GEORGE STEINER
Franz Kafka
murió en 1924, después de haber publicado varios relatos y fragmentos. Para un
círculo de amigos —Max Brod, Franz Werfel, Felix Weltsch, Gustav Janouch— fue
un hecho profundamente sentido. Su tímida y acribillada ironía y la probada
inocencia de su charla y modales habían edificado una imagen encantadora.
Aunque, a fin de cuentas, la palabra kavka no significa nada más que grajo.

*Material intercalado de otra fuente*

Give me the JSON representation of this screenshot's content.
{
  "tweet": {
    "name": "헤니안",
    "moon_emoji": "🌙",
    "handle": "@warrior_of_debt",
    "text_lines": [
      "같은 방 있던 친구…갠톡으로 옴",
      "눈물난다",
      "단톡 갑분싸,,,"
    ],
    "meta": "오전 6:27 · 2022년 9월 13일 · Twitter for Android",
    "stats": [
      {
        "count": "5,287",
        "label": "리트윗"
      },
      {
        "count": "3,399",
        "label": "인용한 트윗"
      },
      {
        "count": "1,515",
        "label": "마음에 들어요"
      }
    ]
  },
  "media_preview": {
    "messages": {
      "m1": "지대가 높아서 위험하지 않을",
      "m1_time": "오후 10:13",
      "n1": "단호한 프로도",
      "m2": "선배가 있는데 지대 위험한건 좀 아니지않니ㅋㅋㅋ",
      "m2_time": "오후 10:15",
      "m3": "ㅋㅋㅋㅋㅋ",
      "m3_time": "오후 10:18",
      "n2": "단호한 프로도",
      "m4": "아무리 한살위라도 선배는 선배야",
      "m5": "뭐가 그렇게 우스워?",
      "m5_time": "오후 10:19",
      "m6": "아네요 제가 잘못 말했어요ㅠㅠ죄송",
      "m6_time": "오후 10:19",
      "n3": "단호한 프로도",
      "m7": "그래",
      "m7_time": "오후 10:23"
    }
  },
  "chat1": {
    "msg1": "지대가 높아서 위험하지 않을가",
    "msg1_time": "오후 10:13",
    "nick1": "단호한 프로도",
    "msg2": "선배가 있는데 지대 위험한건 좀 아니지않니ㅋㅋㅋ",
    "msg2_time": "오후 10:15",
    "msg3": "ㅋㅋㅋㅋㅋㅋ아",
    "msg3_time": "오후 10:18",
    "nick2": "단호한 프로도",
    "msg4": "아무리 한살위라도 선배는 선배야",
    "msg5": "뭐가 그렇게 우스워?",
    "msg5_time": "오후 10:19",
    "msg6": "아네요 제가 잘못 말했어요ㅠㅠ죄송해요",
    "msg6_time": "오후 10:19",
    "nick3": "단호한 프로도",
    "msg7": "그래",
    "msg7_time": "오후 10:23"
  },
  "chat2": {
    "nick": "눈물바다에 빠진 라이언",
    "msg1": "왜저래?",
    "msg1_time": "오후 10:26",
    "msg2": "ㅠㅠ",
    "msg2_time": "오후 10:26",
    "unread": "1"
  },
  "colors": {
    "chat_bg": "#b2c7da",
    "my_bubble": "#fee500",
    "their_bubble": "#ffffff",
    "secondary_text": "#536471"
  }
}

Menos de veinte años después, cuando Kafka habría estado al final de la
cincuentena, Auden escribiría, sin buscar la paradoja ni la perplejidad:
Si hubiera
de citarse al autor que más se aproxima a nosotros con aquella misma relación
que con sus contemporáneos tuvieron Dante, Shakespeare y Goethe, el primero en
que se pensaría sería indudablemente Kafka.
Y desde la
atalaya de su certidumbre dogmática y obra prodigiosa, Claudel pudo afirmar:
«Aparte de Racine, que es para mí el escritor más grande, hay otro: Franz
Kafka». Una inmensa montaña de literatura se ha levantado en torno de un hombre
que durante toda su vida no publicó más que media docena de relatos y bocetos.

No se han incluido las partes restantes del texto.